A subpoena issued by an attorney must be in substantially the
same form as provided in s. 805.07 (4) and must be served in the
manner provided in s. 805.07 (5). The attorney shall, at the time
of issuance, send a copy of the subpoena to the appeal tribunal or
other representative of the department responsible for conducting
the proceeding.
(7) In any class 2 proceeding, each party shall have the right,
prior to the date set for hearing, to take and preserve evidence as
provided in ch. 804. Upon motion by a party or by the person
from whom discovery is sought in any class 2 proceeding, and for
good cause shown, the hearing examiner may make any order in
accordance with s. 804.01 which justice requires to protect a
party or person from annoyance, embarrassment, oppression, or
undue burden or expense.

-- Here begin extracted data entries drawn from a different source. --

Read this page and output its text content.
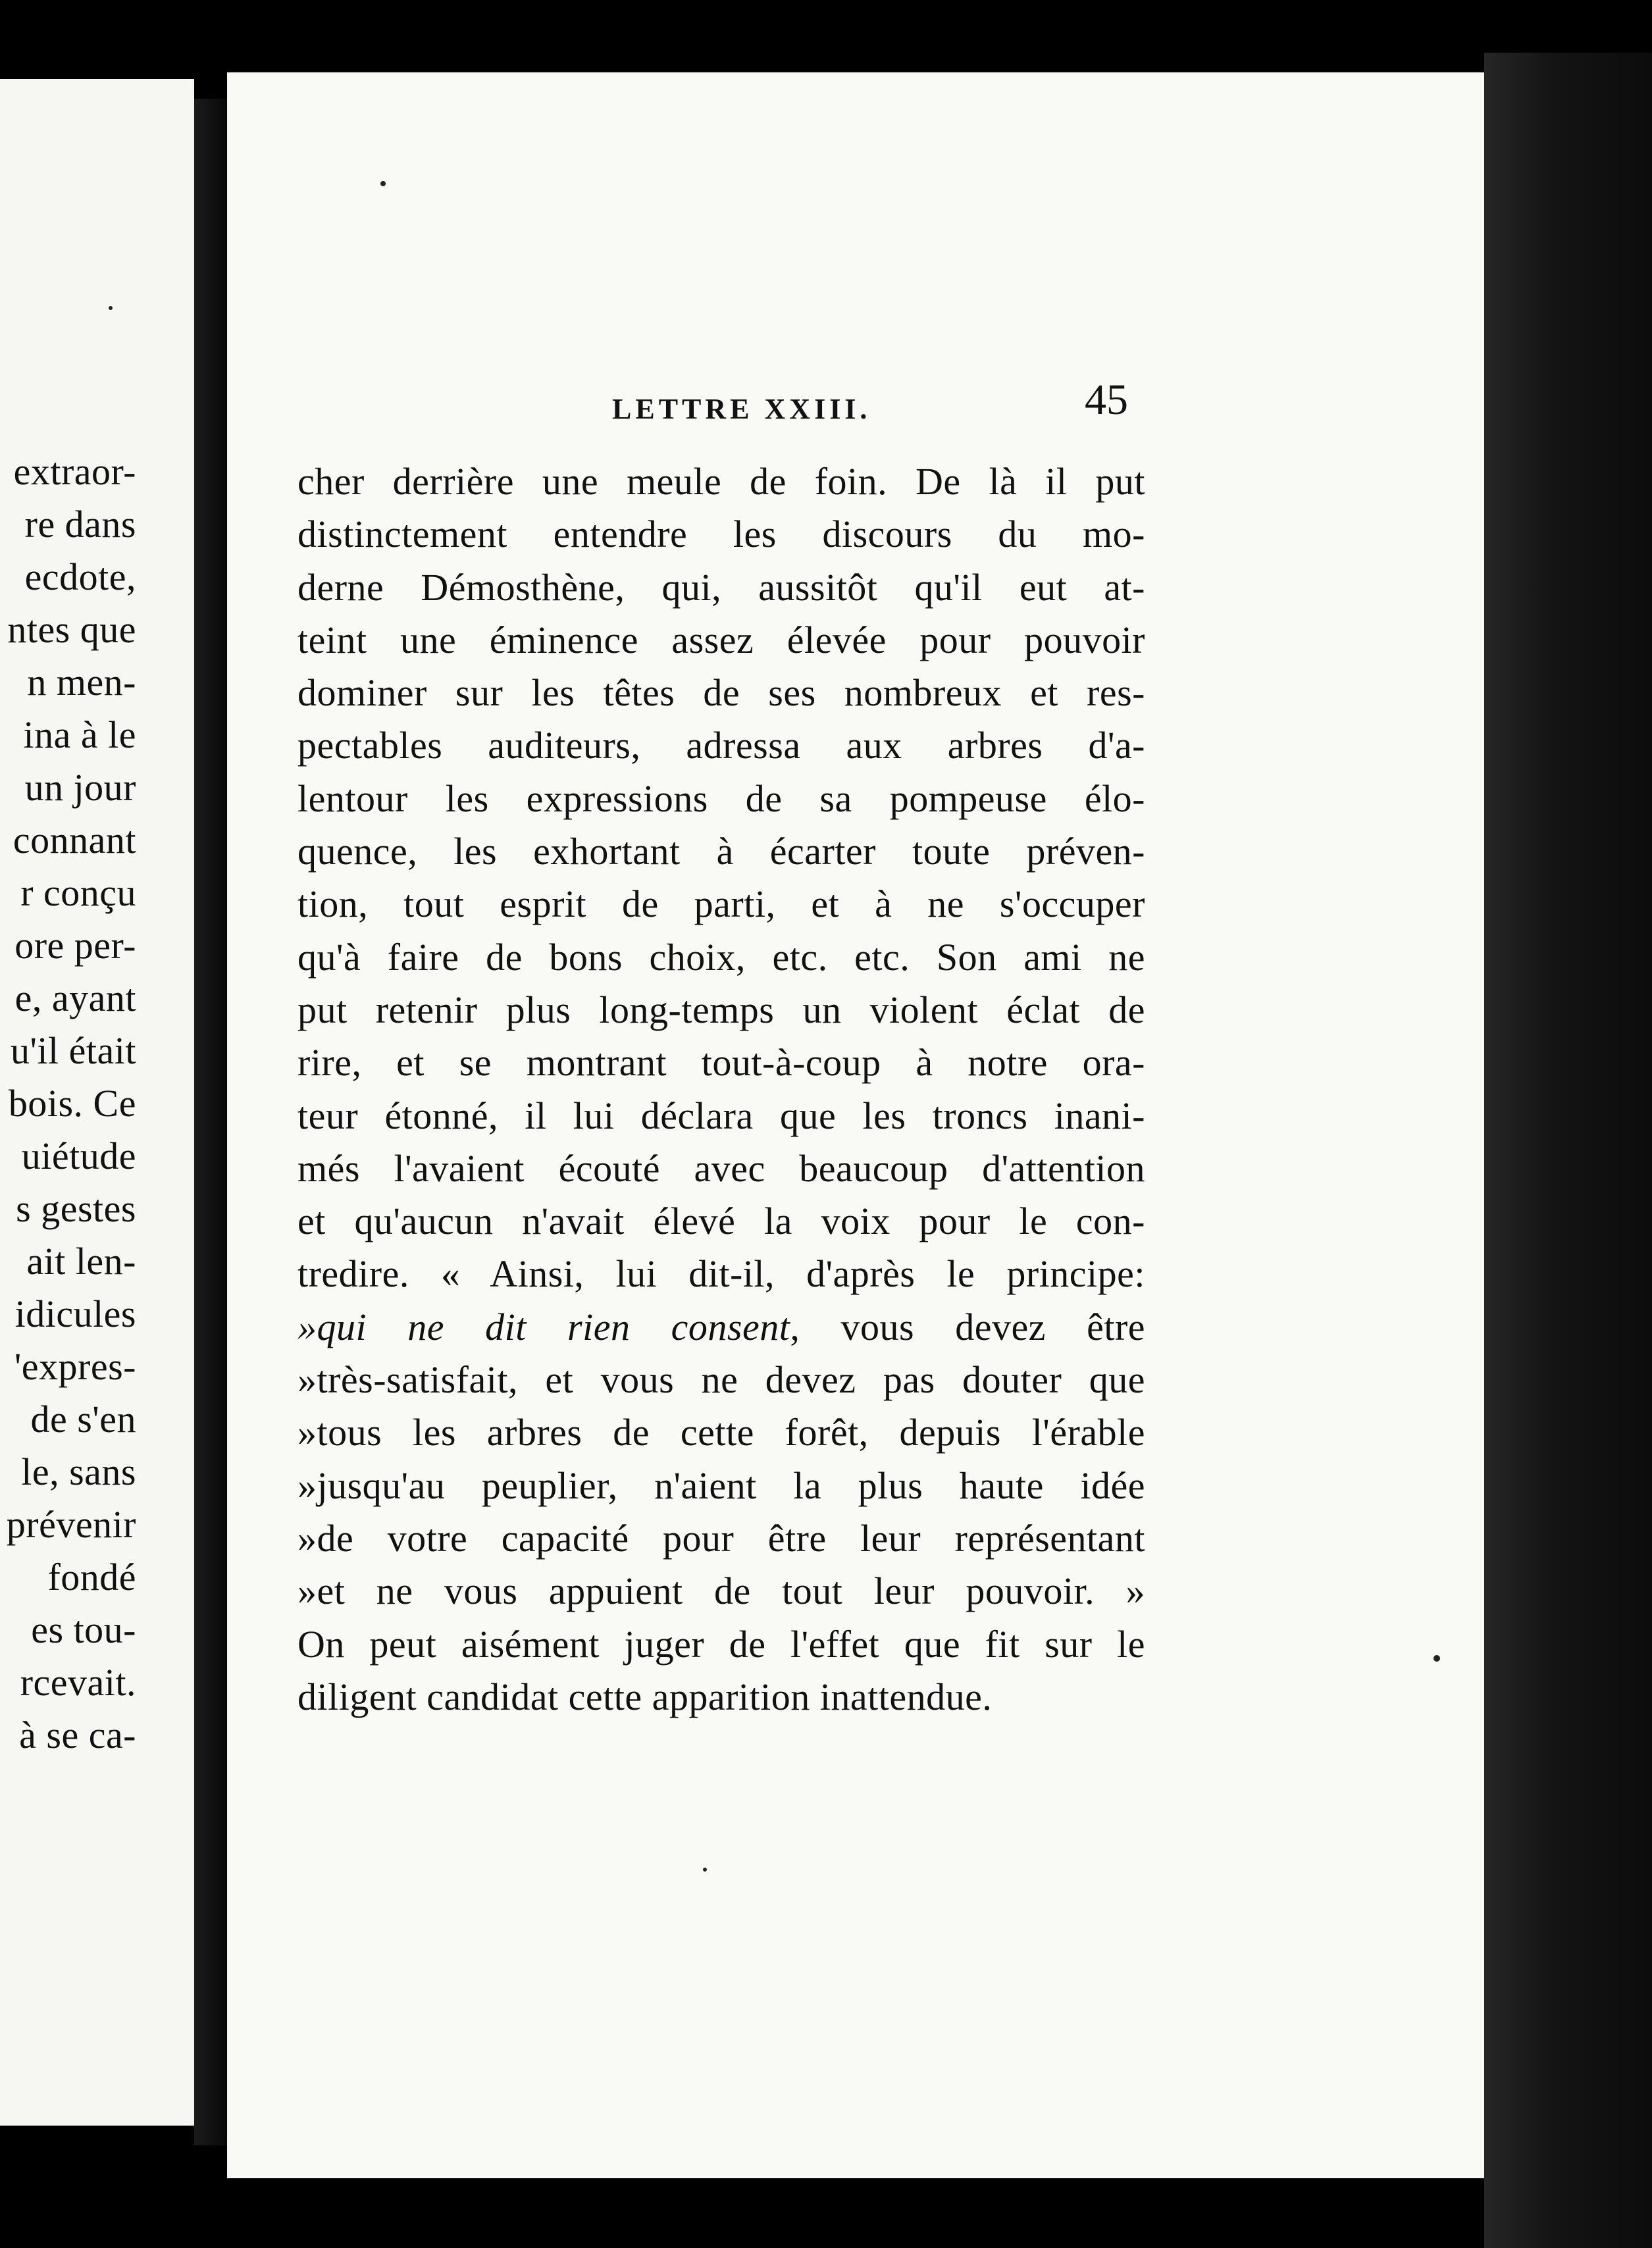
extraor-
re dans
ecdote,
ntes que
n men-
ina à le
un jour
connant
r conçu
ore per-
e, ayant
u'il était
bois. Ce
uiétude
s gestes
ait len-
idicules
'expres-
de s'en
le, sans
prévenir
fondé
es tou-
rcevait.
à se ca-
LETTRE XXIII.	45
cher derrière une meule de foin. De là il put
distinctement entendre les discours du mo-
derne Démosthène, qui, aussitôt qu'il eut at-
teint une éminence assez élevée pour pouvoir
dominer sur les têtes de ses nombreux et res-
pectables auditeurs, adressa aux arbres d'a-
lentour les expressions de sa pompeuse élo-
quence, les exhortant à écarter toute préven-
tion, tout esprit de parti, et à ne s'occuper
qu'à faire de bons choix, etc. etc. Son ami ne
put retenir plus long-temps un violent éclat de
rire, et se montrant tout-à-coup à notre ora-
teur étonné, il lui déclara que les troncs inani-
més l'avaient écouté avec beaucoup d'attention
et qu'aucun n'avait élevé la voix pour le con-
tredire. « Ainsi, lui dit-il, d'après le principe:
»qui ne dit rien consent, vous devez être
»très-satisfait, et vous ne devez pas douter que
»tous les arbres de cette forêt, depuis l'érable
»jusqu'au peuplier, n'aient la plus haute idée
»de votre capacité pour être leur représentant
»et ne vous appuient de tout leur pouvoir. »
On peut aisément juger de l'effet que fit sur le
diligent candidat cette apparition inattendue.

In any class 1 or class 3 proceeding, an
agency may by rule permit the taking and preservation of evidence, but in every such proceeding the taking and preservation
of evidence shall be permitted with respect to a witness:
(a) Who is beyond reach of the subpoena of the agency or
hearing examiner;
(b) Who is about to go out of the state, not intending to return
in time for the hearing;
(c) Who is so sick, infirm or aged as to make it probable that
the witness will not be able to attend the hearing; or
(d) Who is a member of the legislature, if any committee of
the same or the house of which the witness is a member is in session, provided the witness waives his or her privilege.